America is beautiful. While other nations celebrate their history and their culture, we proclaim our land’s beauty.  We are reminded of our scenic treasures by documentaries featuring jagged peaks and plunging waterfalls, by calendars portraying colorful vistas, and by literature that strives to find the words to describe indescribable sights.  We write, paint, and blog about the natural beauty of the United States.

We even sing about it.  In 1893, my grandmother’s future college professor -- Katharine Lee Bates -- traveled from her Wellesley College campus to Colorado’s Pikes Peak.  The 2,000 mile journey inspired her to exclaim the beauty of spacious skies, purple mountain majesties, and even amber waves of grain.  America the Beautiful has become an unofficial national anthem, preferred by many (especially the vocally challenged) to the Star-Spangled Banner.

And when we want to experience the best of our natural beauty, we visit our national parks.  There we encounter “a treasure house of nature’s superlatives.” 

This is a perfect time to reflect on the national parks and their scenic values.  The National Park Service celebrates its 100th birthday on August 25. 

The first national parks, including Yellowstone and Yosemite, preceded the Park Service itself. The 1916 law creating the Park Service stated that the “fundamental purpose” of national parks “the scenery and the natural and historic objects and the wild life therein and to provide for the enjoyment of the same in such manner and by such means as will leave them unimpaired for the enjoyment of future generations.”

Scenery comes first.  We created national parks so that we can enjoy and preserve their scenic beauty.  We visit them to experience that beauty for ourselves.

Yet we take the scenic beauty of our national parks for granted.  Scenic beauty is simultaneously central and overlooked as the Park Service celebrates its one hundredth anniversary.  Scenic beauty is the reason most people visit national parks.

The scenic beauty of our national parks faces numerous threats.  There is a cottage industry of reports describing the perils confronting our national parks. 

Prophecies of impending doom for the parks are as old as the parks themselves.  But there are real threats to the scenic beauty of the national parks and our ability to enjoy that beauty. 

Within the parks, too many visitors can interfere with each other’s ability to appreciate, or even see, the natural beauty.  The opposite problem arises in remote parks where spectacular scenery remains unseen by all except the most intrepid – and wealthy – travelers. 

Parks struggle to manage wildlife and vegetation in a manner that achieves ecological goals while providing visitors with the sights that they come to see. 

Climate change and other environmental changes may cause glaciers to melt, meadows to be replaced by forests, and desert parks to become too hot to visit. 

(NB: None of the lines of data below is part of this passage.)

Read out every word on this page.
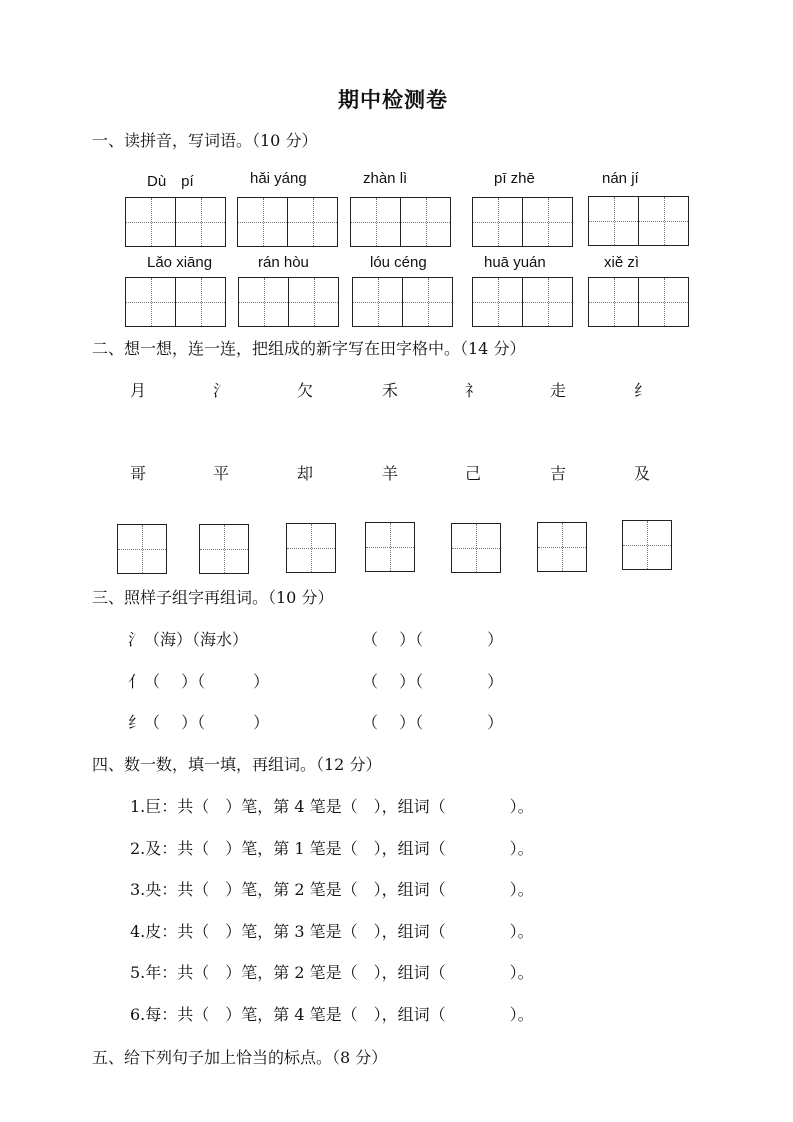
期中检测卷
一、读拼音，写词语。（10 分）
Dù　pí	hǎi yánɡ	zhàn lì	pī zhē	nán jí
Lǎo xiānɡ	rán hòu	lóu cénɡ	huā yuán	xiě zì
二、想一想，连一连，把组成的新字写在田字格中。（14 分）
月	氵	欠	禾	礻	走	纟
哥	平	却	羊	己	吉	及
三、照样子组字再组词。（10 分）
氵（海）（海水）	（　 ）（　　　　）
亻（　 ）（　　　）	（　 ）（　　　　）
纟（　 ）（　　　）	（　 ）（　　　　）
四、数一数，填一填，再组词。（12 分）
1.巨：共（　）笔，第 4 笔是（　），组词（　　　　）。
2.及：共（　）笔，第 1 笔是（　），组词（　　　　）。
3.央：共（　）笔，第 2 笔是（　），组词（　　　　）。
4.皮：共（　）笔，第 3 笔是（　），组词（　　　　）。
5.年：共（　）笔，第 2 笔是（　），组词（　　　　）。
6.每：共（　）笔，第 4 笔是（　），组词（　　　　）。
五、给下列句子加上恰当的标点。（8 分）
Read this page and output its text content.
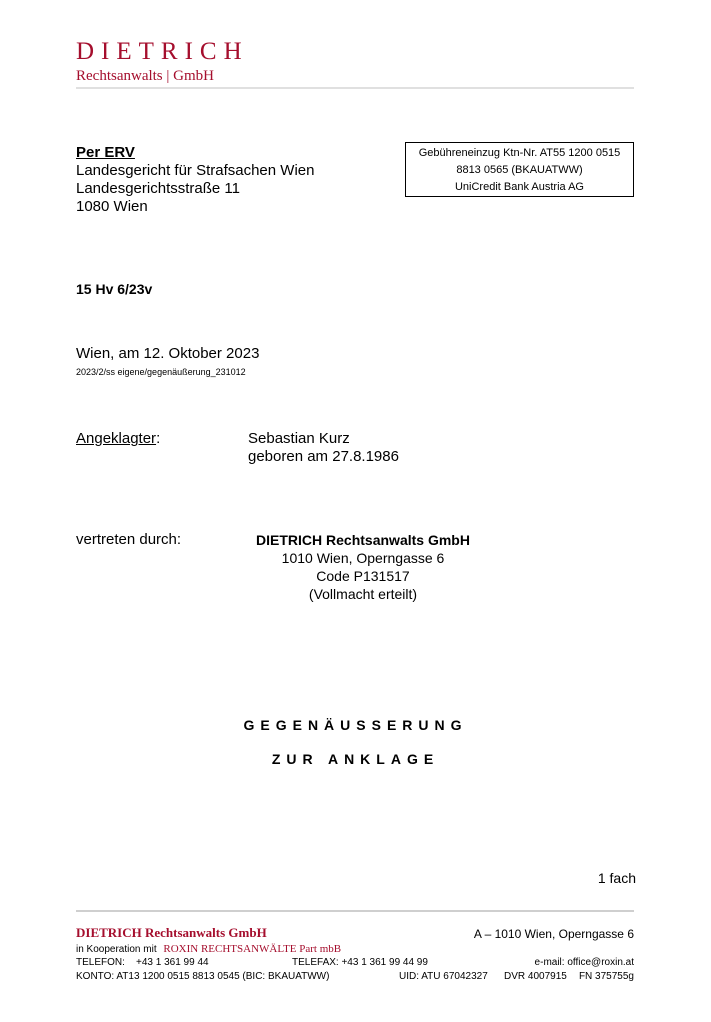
DIETRICH
Rechtsanwalts | GmbH
Per ERV
Landesgericht für Strafsachen Wien
Landesgerichtsstraße 11
1080 Wien
Gebühreneinzug Ktn-Nr. AT55 1200 0515
8813 0565 (BKAUATWW)
UniCredit Bank Austria AG
15 Hv 6/23v
Wien, am 12. Oktober 2023
2023/2/ss eigene/gegenäußerung_231012
Angeklagter:	Sebastian Kurz
geboren am 27.8.1986
vertreten durch:	DIETRICH Rechtsanwalts GmbH
1010 Wien, Operngasse 6
Code P131517
(Vollmacht erteilt)
GEGENÄUSSERUNG
ZUR ANKLAGE
1 fach
DIETRICH Rechtsanwalts GmbH	A – 1010 Wien, Operngasse 6
in Kooperation mit ROXIN RECHTSANWÄLTE Part mbB
TELEFON:    +43 1 361 99 44	TELEFAX: +43 1 361 99 44 99	e-mail: office@roxin.at
KONTO: AT13 1200 0515 8813 0545 (BIC: BKAUATWW)	UID: ATU 67042327 DVR 4007915 FN 375755g
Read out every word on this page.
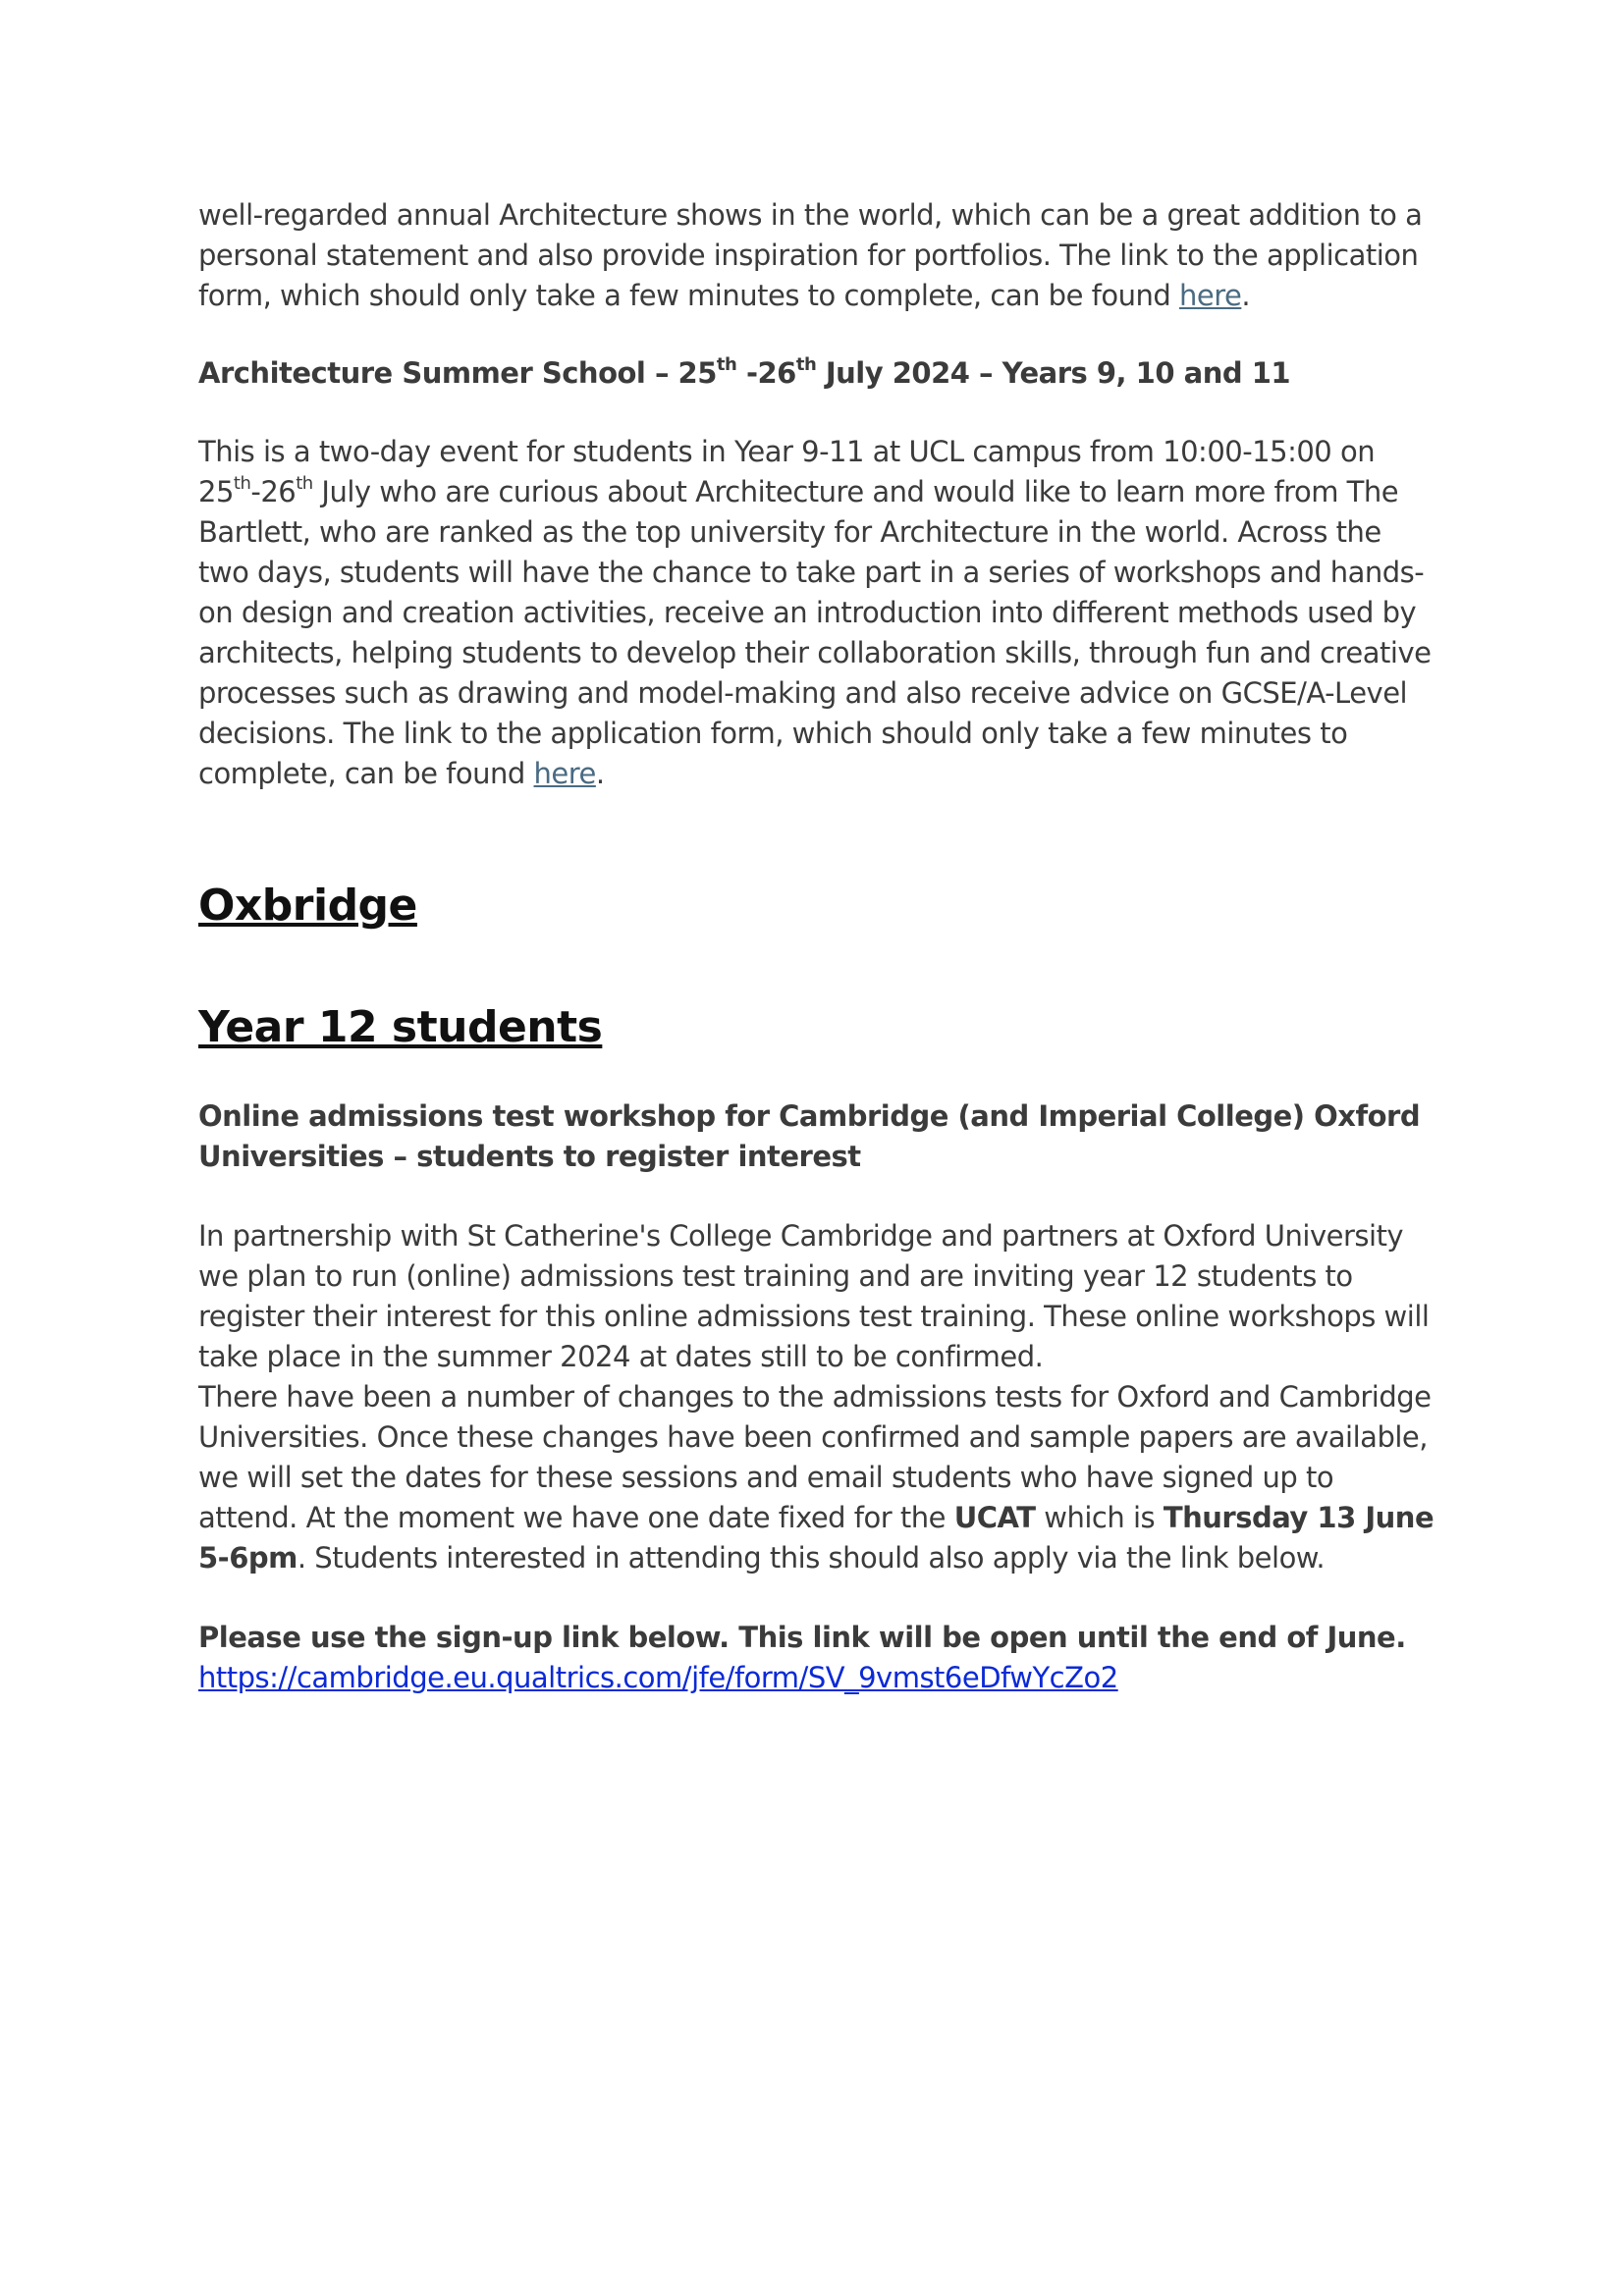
well-regarded annual Architecture shows in the world, which can be a great addition to a personal statement and also provide inspiration for portfolios. The link to the application form, which should only take a few minutes to complete, can be found here.

Architecture Summer School – 25th -26th July 2024 – Years 9, 10 and 11

This is a two-day event for students in Year 9-11 at UCL campus from 10:00-15:00 on 25th-26th July who are curious about Architecture and would like to learn more from The Bartlett, who are ranked as the top university for Architecture in the world. Across the two days, students will have the chance to take part in a series of workshops and hands-on design and creation activities, receive an introduction into different methods used by architects, helping students to develop their collaboration skills, through fun and creative processes such as drawing and model-making and also receive advice on GCSE/A-Level decisions. The link to the application form, which should only take a few minutes to complete, can be found here.

Oxbridge
Year 12 students

Online admissions test workshop for Cambridge (and Imperial College) Oxford Universities – students to register interest

In partnership with St Catherine's College Cambridge and partners at Oxford University we plan to run (online) admissions test training and are inviting year 12 students to register their interest for this online admissions test training. These online workshops will take place in the summer 2024 at dates still to be confirmed.

There have been a number of changes to the admissions tests for Oxford and Cambridge Universities. Once these changes have been confirmed and sample papers are available, we will set the dates for these sessions and email students who have signed up to attend. At the moment we have one date fixed for the UCAT which is Thursday 13 June 5-6pm. Students interested in attending this should also apply via the link below.

Please use the sign-up link below. This link will be open until the end of June.

https://cambridge.eu.qualtrics.com/jfe/form/SV_9vmst6eDfwYcZo2
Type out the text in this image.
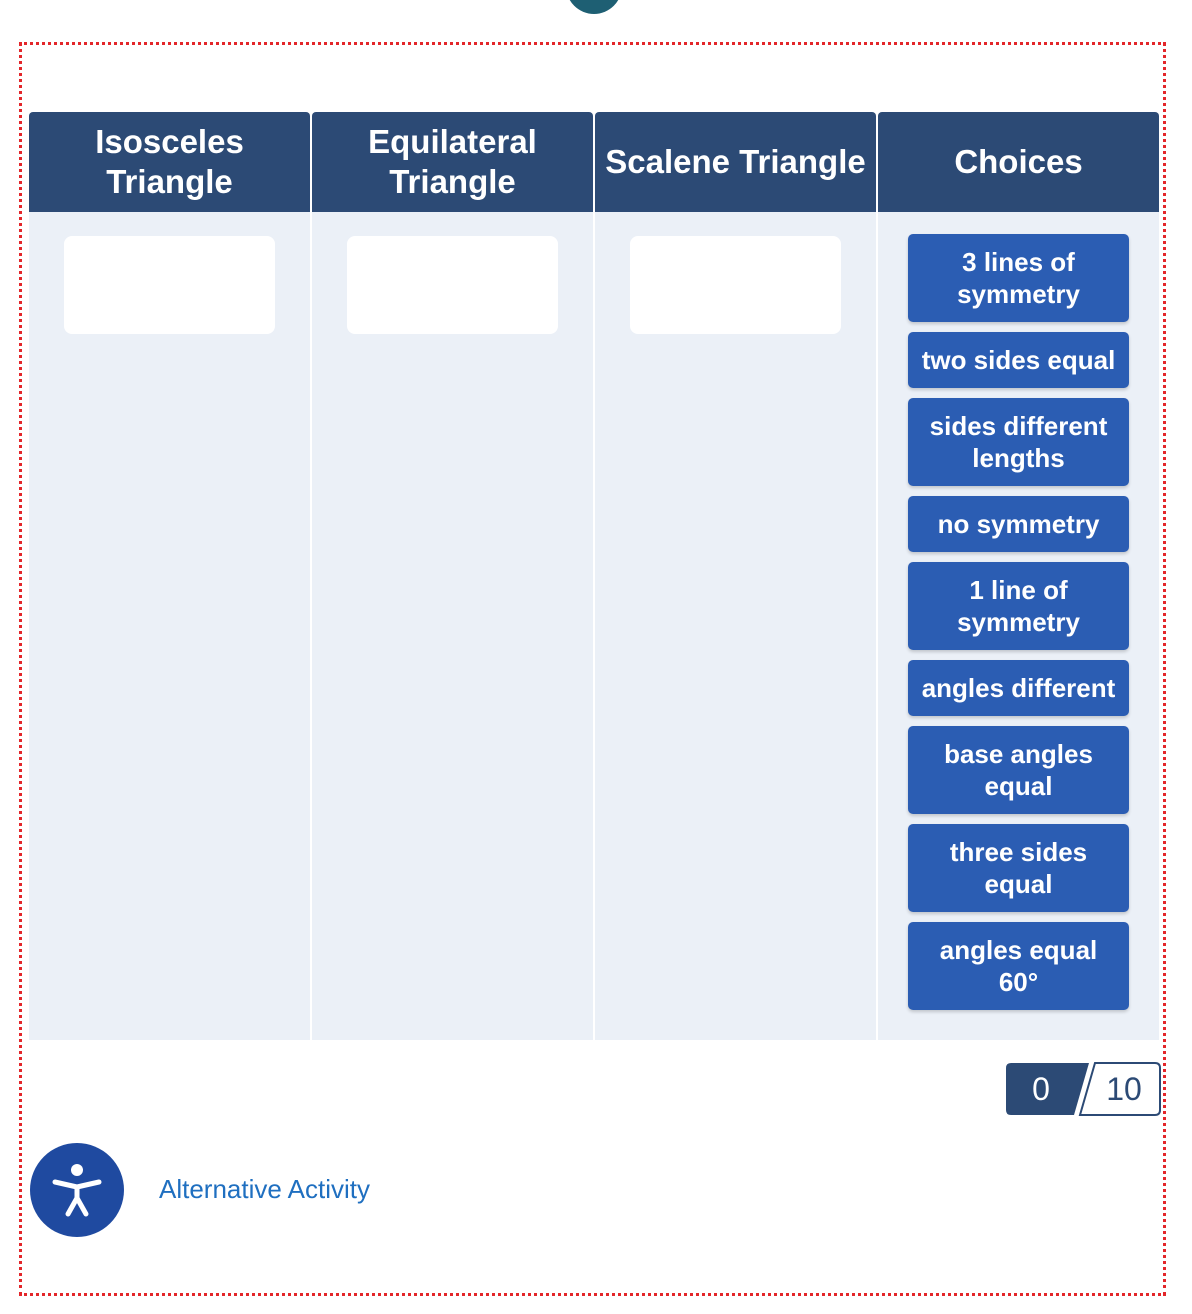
Isosceles Triangle
Equilateral Triangle
Scalene Triangle	Choices
3 lines of symmetry
two sides equal
sides different lengths
no symmetry
1 line of symmetry
angles different
base angles equal
three sides equal
angles equal 60°
0	10
Alternative Activity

Outside the park boundaries, the Park Service has no legal authority to regulate what happens, so expanding cities, tacky gateway communities, air pollution from nearby coal-fired power plants, and solar energy facilities sprawling across vast acres of previously empty land often appear within the national park’s viewsheds.

So as we begin the second hundred years of the Park Service, we continue to address the challenge of both enjoying scenery and preserving scenery.  And as we seek to strike that balance, we should think more about why scenic beauty is so important and why we see some places as more scenic as others.  Only as we better appreciate our unrivaled natural scenery will we fully appreciate your unrivalled national parks.